Butane,C4H10 , is a component of natural gas that is used as fuel for cigarette lighters.At 1.00atm and 23 degrees Celsius , how many liters of carbon dioxide are formed by the combustion of 1.00 of butane?
2C4H10+13O2 yields 8CO2+10H2o
Any help would be greatly appreciated
You have the balanced equation. Is the butane at the same P and T as CO2? Is that 1.00 liters of butane or some other unit?
Use PV = nRT. You have pressure, you have volume of butane (must be in liters), you know R, and T is 23 degrees C but don't forget to change to Kelvin. Calculate n, the number of mols of butane you start with.
Second part. Use the coefficients in the balanced equation to change mols butane to mols CO2, then use PV = nRT to calculate volume CO2. Post your work if you get stuck.
13.26
To find the volume of carbon dioxide formed by the combustion of 1.00 mole of butane, we can use the balanced chemical equation and the ideal gas law.

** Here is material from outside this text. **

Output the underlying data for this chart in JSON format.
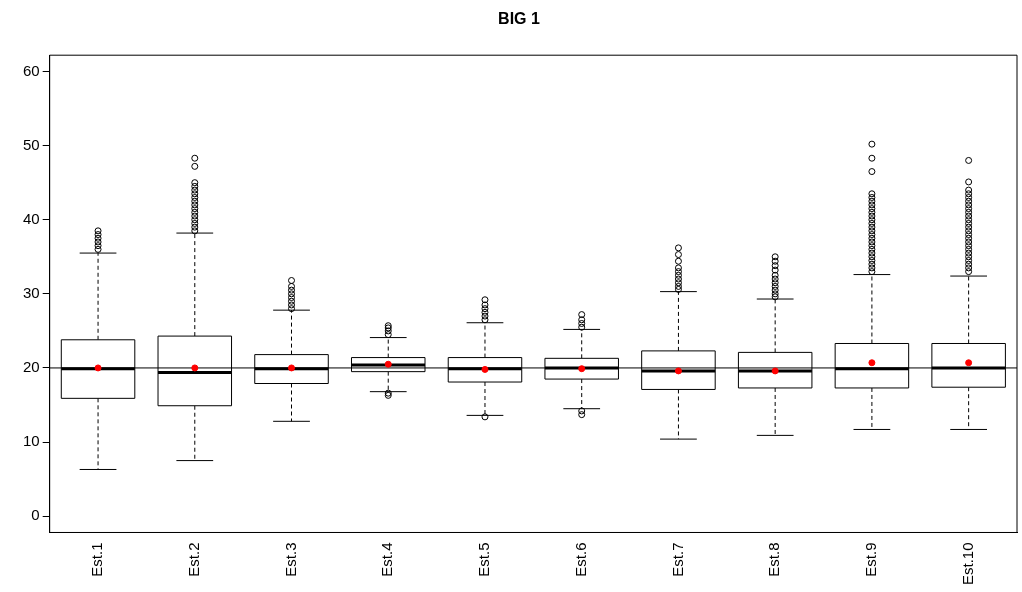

Step 1: Convert the temperature to Kelvin.
23 degrees Celsius = 23 + 273.15 = 296.15 K
Step 2: Use the ideal gas law, PV = nRT, to find the number of moles of carbon dioxide, assuming the volume is unknown. Rearranging the equation, we have:
n = PV / RT
The pressure (P) is given as 1.00 atm, and the temperature (T) is 296.15 K. The value of the ideal gas constant (R) is 0.0821 L.atm/mol.K.
Step 3: Calculate the number of moles of carbon dioxide formed.
n = (1.00 atm) * (V) / (0.0821 L.atm/mol.K * 296.15 K)
Since the mole ratio of butane to carbon dioxide is 2:8, and we are given 1.00 mole of butane, we expect 4.00 moles of carbon dioxide to be formed.
Step 4: Calculate the volume of carbon dioxide formed using the volume-mole relationship:
V = n * 22.4 L/mol
V = 4.00 moles * 22.4 L/mol = 89.6 L
Therefore, the volume of carbon dioxide formed by the combustion of 1.00 mole of butane is 89.6 liters.